Notre Dame lost three games on its original schedule against Big Ten and Pac-12 opponents when those conference decided to play only conference games. The Big 12 and Southeastern Conference have not announced any changes to their football schedules.

The ACC and Notre Dame also agreed to equally share TV revenue – including the Fighting Irish’s deal with NBC as a football independent – among the 15 schools.

The ACC said the nonconference game must be played in the ACC school’s home state – a move intended to save traditional instate rivalries such as Georgia-Georgia Tech, Florida State-Florida and Clemson-South Carolina. The decision appears to rule out three early-season games in Atlanta at Mercedes-Benz Stadium: North Carolina against Auburn; Virginia against Georgia; and Florida State against West Virginia.

Additionally, any nonconference opponent must meet medical protocol requirements set forth by the ACC.

Those recommendations include regular testing for most athletes, from weekly tests in football within three days of a game to every-other-week tests in sports representing a “medium” risk such as baseball, softball and cross country.
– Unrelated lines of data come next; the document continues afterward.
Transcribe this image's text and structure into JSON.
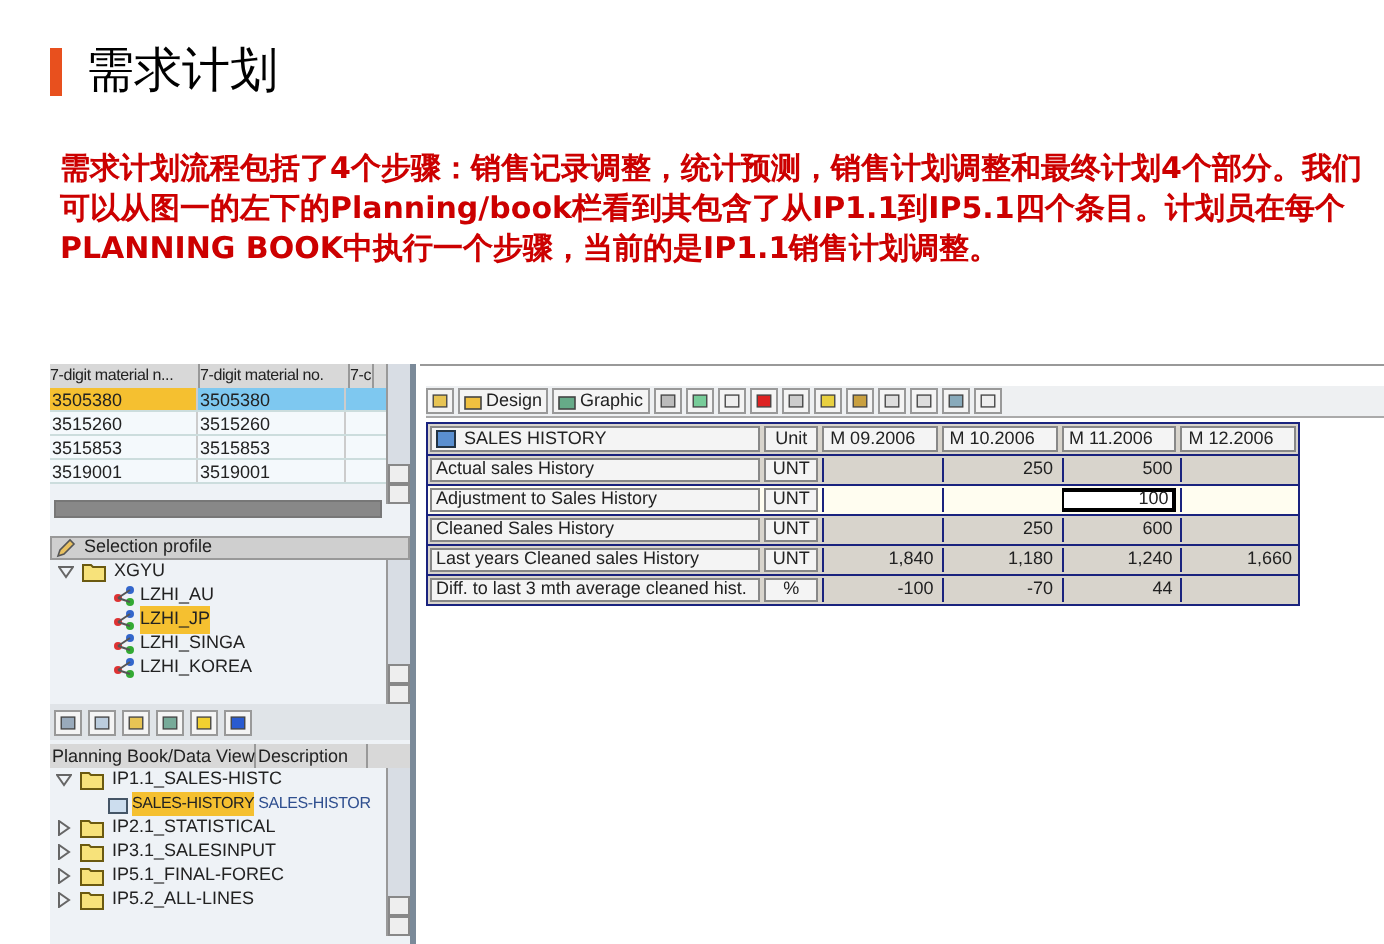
{
  "title": "需求计划",
  "intro": "需求计划流程包括了**4**个步骤：销售记录调整，统计预测，销售计划调整和最终计划**4**个部分。我们可以从图一的左下的**Planning/book**栏看到其包含了从**IP1.1**到**IP5.1**四个条目。计划员在每个**PLANNING BOOK**中执行一个步骤，当前的是**IP1.1**销售计划调整。",
  "material_table": {
    "columns": [
      "7-digit material n...",
      "7-digit material no.",
      "7-c"
    ],
    "rows": [
      {
        "cells": [
          "3505380",
          "3505380"
        ],
        "selected": true
      },
      {
        "cells": [
          "3515260",
          "3515260"
        ],
        "selected": false
      },
      {
        "cells": [
          "3515853",
          "3515853"
        ],
        "selected": false
      },
      {
        "cells": [
          "3519001",
          "3519001"
        ],
        "selected": false
      }
    ]
  },
  "selection_profile": {
    "header": "Selection profile",
    "tree": [
      {
        "label": "XGYU",
        "expanded": true,
        "selected": false,
        "children": [
          {
            "label": "LZHI_AU",
            "selected": false
          },
          {
            "label": "LZHI_JP",
            "selected": true
          },
          {
            "label": "LZHI_SINGA",
            "selected": false
          },
          {
            "label": "LZHI_KOREA",
            "selected": false
          }
        ]
      }
    ]
  },
  "planning_book": {
    "columns": [
      "Planning Book/Data View",
      "Description"
    ],
    "tree": [
      {
        "label": "IP1.1_SALES-HISTC",
        "expanded": true,
        "children": [
          {
            "label": "SALES-HISTORY",
            "description": "SALES-HISTOR",
            "selected": true
          }
        ]
      },
      {
        "label": "IP2.1_STATISTICAL",
        "expanded": false
      },
      {
        "label": "IP3.1_SALESINPUT",
        "expanded": false
      },
      {
        "label": "IP5.1_FINAL-FOREC",
        "expanded": false
      },
      {
        "label": "IP5.2_ALL-LINES",
        "expanded": false
      }
    ]
  },
  "toolbar": {
    "buttons": [
      "Design",
      "Graphic"
    ]
  },
  "grid": {
    "title": "SALES HISTORY",
    "columns": [
      "Unit",
      "M 09.2006",
      "M 10.2006",
      "M 11.2006",
      "M 12.2006"
    ],
    "rows": [
      {
        "label": "Actual sales History",
        "unit": "UNT",
        "kind": "output",
        "cells": [
          {
            "selected": false
          },
          {
            "value": "250",
            "selected": false
          },
          {
            "value": "500",
            "selected": false
          },
          {
            "selected": false
          }
        ]
      },
      {
        "label": "Adjustment to Sales History",
        "unit": "UNT",
        "kind": "input",
        "cells": [
          {
            "selected": false
          },
          {
            "selected": false
          },
          {
            "value": "100",
            "selected": true
          },
          {
            "selected": false
          }
        ]
      },
      {
        "label": "Cleaned Sales History",
        "unit": "UNT",
        "kind": "output",
        "cells": [
          {
            "selected": false
          },
          {
            "value": "250",
            "selected": false
          },
          {
            "value": "600",
            "selected": false
          },
          {
            "selected": false
          }
        ]
      },
      {
        "label": "Last years Cleaned sales History",
        "unit": "UNT",
        "kind": "output",
        "cells": [
          {
            "value": "1,840",
            "selected": false
          },
          {
            "value": "1,180",
            "selected": false
          },
          {
            "value": "1,240",
            "selected": false
          },
          {
            "value": "1,660",
            "selected": false
          }
        ]
      },
      {
        "label": "Diff. to last 3 mth average cleaned hist.",
        "unit": "%",
        "kind": "output",
        "cells": [
          {
            "value": "-100",
            "selected": false
          },
          {
            "value": "-70",
            "selected": false
          },
          {
            "value": "44",
            "selected": false
          },
          {
            "selected": false
          }
        ]
      }
    ]
  }
}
The ACC also announced that fall team sports for non-revenue programs would begin Sept. 10 with a conference schedule that meets the NCAA’s minimum requirement for games: 10 for volleyball and six for field hockey, men’s soccer and women’s soccer. Additional games against conference or nonconference opponents would be left up to the schools, though they wouldn’t count in the ACC standings.

The plan says that teams in winter and spring sports may continue workouts, but the league is canceling any out-of-season fall competitions for golf, tennis, rowing, lacrosse, softball and baseball.